Big Data Hits Retailers Big Time

Rado Kotorov's picture
 By | January 13, 2014
January 13, 2014

Some people claim that big data is just a buzzword. Others claim their business fortunes were changed dramatically by the use of big data.

The debate over big data’s value is irrelevant—big data is fact of life. With all the data collection points and data transmitting devices, it’s difficult to reject the advance of the phenomenon. Instead, it’s more insightful to talk about the relevance of big data in retail, and the organizational challenges it presents.

Big data, and how to manage it, confronts every organization with a huge task, but in particular, retailers have a daunting challenge.

In the recent past, a retail megastore could be successful with the variety of products and pricing options that it presented to consumers. Today, real-time big data is creating the “uber” marketplace—that is, offering consumers very relevant choices at any time from any place at the most competitive pricing. The move from simply offering a great selection of choices to offering the best choice at the best time and the best price has forced nearly all retailers to offer universal price matching in order to compete with this “uber” marketplace.
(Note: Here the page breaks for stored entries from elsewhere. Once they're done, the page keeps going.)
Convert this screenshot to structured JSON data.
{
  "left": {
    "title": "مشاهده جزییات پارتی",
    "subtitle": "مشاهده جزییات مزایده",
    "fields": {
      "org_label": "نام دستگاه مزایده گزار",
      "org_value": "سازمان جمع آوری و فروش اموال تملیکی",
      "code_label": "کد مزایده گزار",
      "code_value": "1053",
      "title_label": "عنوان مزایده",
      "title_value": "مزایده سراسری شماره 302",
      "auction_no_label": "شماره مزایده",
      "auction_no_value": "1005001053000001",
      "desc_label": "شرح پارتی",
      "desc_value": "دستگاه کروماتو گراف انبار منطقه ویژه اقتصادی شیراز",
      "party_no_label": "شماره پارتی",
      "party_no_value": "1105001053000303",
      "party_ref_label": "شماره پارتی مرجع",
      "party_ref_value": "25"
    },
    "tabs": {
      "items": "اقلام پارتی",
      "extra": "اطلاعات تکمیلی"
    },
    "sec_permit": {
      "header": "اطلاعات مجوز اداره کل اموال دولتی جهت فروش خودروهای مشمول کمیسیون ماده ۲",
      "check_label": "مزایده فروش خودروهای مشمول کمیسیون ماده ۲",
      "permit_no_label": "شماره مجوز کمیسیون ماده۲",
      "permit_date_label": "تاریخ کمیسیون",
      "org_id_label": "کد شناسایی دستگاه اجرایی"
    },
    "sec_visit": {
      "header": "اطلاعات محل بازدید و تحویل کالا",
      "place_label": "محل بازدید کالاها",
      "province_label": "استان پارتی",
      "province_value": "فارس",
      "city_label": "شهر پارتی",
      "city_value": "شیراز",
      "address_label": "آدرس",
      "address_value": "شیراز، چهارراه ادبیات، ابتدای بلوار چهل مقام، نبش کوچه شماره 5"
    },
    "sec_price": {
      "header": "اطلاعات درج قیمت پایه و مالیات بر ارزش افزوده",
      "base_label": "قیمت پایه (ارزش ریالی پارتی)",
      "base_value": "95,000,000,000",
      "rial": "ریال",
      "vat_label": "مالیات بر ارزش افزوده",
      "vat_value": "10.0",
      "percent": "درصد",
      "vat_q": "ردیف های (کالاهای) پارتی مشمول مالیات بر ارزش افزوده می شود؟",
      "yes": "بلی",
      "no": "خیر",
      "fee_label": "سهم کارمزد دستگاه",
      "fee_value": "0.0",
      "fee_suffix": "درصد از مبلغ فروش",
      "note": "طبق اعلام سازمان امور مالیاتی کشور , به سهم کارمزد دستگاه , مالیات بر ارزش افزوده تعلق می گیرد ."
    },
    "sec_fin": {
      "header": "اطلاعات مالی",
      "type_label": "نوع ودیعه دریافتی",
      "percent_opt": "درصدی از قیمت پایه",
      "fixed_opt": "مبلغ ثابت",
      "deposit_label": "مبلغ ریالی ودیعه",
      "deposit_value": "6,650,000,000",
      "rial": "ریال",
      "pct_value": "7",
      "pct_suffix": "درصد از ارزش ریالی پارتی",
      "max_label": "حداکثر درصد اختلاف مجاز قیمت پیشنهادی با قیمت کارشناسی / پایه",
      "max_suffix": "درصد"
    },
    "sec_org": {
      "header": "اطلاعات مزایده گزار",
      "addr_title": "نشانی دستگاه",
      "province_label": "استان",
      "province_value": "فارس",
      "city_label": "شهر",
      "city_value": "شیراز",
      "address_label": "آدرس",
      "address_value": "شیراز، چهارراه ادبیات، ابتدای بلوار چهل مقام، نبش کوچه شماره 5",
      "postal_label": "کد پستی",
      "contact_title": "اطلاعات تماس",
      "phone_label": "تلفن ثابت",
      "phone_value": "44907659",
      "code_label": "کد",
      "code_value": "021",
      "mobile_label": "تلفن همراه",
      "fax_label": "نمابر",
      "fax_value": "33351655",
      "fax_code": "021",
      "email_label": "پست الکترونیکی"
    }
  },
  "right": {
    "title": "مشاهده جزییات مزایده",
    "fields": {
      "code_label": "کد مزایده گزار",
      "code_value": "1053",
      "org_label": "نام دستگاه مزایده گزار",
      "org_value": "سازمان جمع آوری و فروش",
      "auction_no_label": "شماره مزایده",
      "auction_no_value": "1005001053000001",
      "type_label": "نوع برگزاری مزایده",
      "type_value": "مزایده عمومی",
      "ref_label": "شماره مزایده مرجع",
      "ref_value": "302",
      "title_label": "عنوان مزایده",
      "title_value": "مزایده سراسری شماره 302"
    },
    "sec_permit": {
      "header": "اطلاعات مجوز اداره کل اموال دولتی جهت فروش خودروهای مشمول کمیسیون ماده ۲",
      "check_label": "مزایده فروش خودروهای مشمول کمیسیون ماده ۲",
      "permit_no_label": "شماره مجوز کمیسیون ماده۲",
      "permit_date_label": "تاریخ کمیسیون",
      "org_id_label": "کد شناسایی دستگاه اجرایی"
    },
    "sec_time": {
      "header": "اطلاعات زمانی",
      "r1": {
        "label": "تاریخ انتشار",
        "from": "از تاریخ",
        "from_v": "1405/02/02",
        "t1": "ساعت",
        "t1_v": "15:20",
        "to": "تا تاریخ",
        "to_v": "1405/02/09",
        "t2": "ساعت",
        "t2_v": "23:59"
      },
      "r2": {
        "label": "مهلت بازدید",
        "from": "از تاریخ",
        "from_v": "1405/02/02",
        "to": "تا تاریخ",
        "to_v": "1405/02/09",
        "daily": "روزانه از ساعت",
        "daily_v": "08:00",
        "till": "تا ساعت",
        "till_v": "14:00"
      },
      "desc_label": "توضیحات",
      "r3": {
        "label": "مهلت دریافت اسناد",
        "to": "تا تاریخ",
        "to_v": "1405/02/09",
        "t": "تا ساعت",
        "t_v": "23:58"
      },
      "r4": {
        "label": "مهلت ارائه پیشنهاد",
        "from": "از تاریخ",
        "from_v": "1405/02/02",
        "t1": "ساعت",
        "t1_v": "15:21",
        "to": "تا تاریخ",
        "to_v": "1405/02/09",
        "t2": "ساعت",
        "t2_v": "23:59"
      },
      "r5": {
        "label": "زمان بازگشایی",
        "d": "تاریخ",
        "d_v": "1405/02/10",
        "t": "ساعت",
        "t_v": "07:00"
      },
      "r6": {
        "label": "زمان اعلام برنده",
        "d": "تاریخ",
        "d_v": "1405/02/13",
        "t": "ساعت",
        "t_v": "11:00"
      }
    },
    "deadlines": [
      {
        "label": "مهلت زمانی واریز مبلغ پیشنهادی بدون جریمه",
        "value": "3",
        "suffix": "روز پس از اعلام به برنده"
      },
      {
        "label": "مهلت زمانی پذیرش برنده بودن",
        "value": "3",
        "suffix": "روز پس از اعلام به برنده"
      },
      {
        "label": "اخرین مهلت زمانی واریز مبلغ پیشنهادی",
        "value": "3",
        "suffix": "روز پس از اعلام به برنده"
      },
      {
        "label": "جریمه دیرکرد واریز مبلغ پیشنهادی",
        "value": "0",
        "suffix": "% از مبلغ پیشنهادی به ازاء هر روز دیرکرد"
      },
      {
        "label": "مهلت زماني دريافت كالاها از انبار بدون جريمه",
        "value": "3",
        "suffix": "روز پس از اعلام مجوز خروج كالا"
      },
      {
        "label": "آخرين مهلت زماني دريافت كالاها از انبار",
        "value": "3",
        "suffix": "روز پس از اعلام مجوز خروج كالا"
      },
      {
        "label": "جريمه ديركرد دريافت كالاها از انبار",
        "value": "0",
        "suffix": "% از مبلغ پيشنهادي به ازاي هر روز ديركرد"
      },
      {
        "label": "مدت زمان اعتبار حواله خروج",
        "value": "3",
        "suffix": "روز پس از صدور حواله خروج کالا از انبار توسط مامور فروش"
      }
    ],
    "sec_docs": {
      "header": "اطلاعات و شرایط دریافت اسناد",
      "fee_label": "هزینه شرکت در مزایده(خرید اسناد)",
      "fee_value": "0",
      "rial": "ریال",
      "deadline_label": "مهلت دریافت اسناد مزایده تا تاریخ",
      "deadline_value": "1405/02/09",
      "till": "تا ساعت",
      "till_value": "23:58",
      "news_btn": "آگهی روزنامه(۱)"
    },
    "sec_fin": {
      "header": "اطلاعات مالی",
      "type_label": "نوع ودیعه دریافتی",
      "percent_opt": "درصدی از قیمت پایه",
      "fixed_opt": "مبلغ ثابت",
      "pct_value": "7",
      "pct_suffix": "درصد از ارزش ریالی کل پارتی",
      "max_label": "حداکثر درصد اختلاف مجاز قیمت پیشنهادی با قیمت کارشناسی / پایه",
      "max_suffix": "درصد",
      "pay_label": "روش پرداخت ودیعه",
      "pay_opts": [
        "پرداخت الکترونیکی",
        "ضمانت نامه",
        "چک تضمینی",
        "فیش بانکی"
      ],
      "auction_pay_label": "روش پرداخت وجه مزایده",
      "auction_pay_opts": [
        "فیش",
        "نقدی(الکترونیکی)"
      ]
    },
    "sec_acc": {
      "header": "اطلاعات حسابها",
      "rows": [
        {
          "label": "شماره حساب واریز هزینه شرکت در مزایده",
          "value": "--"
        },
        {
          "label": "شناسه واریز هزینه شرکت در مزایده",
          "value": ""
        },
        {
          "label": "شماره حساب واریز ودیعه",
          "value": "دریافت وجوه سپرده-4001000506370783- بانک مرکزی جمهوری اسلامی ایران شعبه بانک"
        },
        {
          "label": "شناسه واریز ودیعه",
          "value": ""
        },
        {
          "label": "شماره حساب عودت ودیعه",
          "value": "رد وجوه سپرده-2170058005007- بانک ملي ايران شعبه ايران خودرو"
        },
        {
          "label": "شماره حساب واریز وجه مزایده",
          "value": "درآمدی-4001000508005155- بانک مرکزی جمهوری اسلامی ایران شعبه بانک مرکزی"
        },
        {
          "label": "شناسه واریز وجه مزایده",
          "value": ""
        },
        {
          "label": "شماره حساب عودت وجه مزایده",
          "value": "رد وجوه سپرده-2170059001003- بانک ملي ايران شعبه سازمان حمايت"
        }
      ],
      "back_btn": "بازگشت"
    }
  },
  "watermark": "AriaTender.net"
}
The proliferation of big data is forcing retailers adjust their business practices in these five key areas:

  1. Real-time personalization – participate in real-time customer decision making by offering specific, customized choices at the most opportune times
  2. Predictive analytics – develop proactive, information-based insights into customer actions and decisions to amplify purchasing influence
  3. Micro-targeting – Utilize information to localize customer segmentation and engage customers on their terms
  4. Customer loyalty – create a foundation for self-sustaining customer loyalty
  5. Time to market – accelerate time to market by enabling an agile, flexible supply chain

From an organizational perspective, retailers will also have to refocus in the following ways to leverage big data:

  1. Analytical competencies – For big data analytics to be effective, retailers need to hire and train analytics teams with the skills to deliver on the promise of big data
  2. Data integration – Analyzing big data is only part of a larger, more comprehensive process of data integration required in a fast-moving and constantly shifting world of data
  3. Data quality - Developing downstream automated data quality enforcement ensures accuracy in the decision management process
  4. Data-driven culture - Fostering an interdisciplinary culture where problems are approached from multiple domains – integration, integrity and analytics – with a goal of resolving them quickly but accurately is an ideal environment for maximizing big data
  5. Data distribution – Retailers should incorporate an effective information delivery system that scales beyond information analysts and the C-suite and delivers insights to every employee, partner, supplier, and customer

The retailers who will be winners in this game will drastically enhance both the customer experience and the efficiency of their data operations. Done right, retailers who maximize their big data will earn increasingly larger market share than those that do not.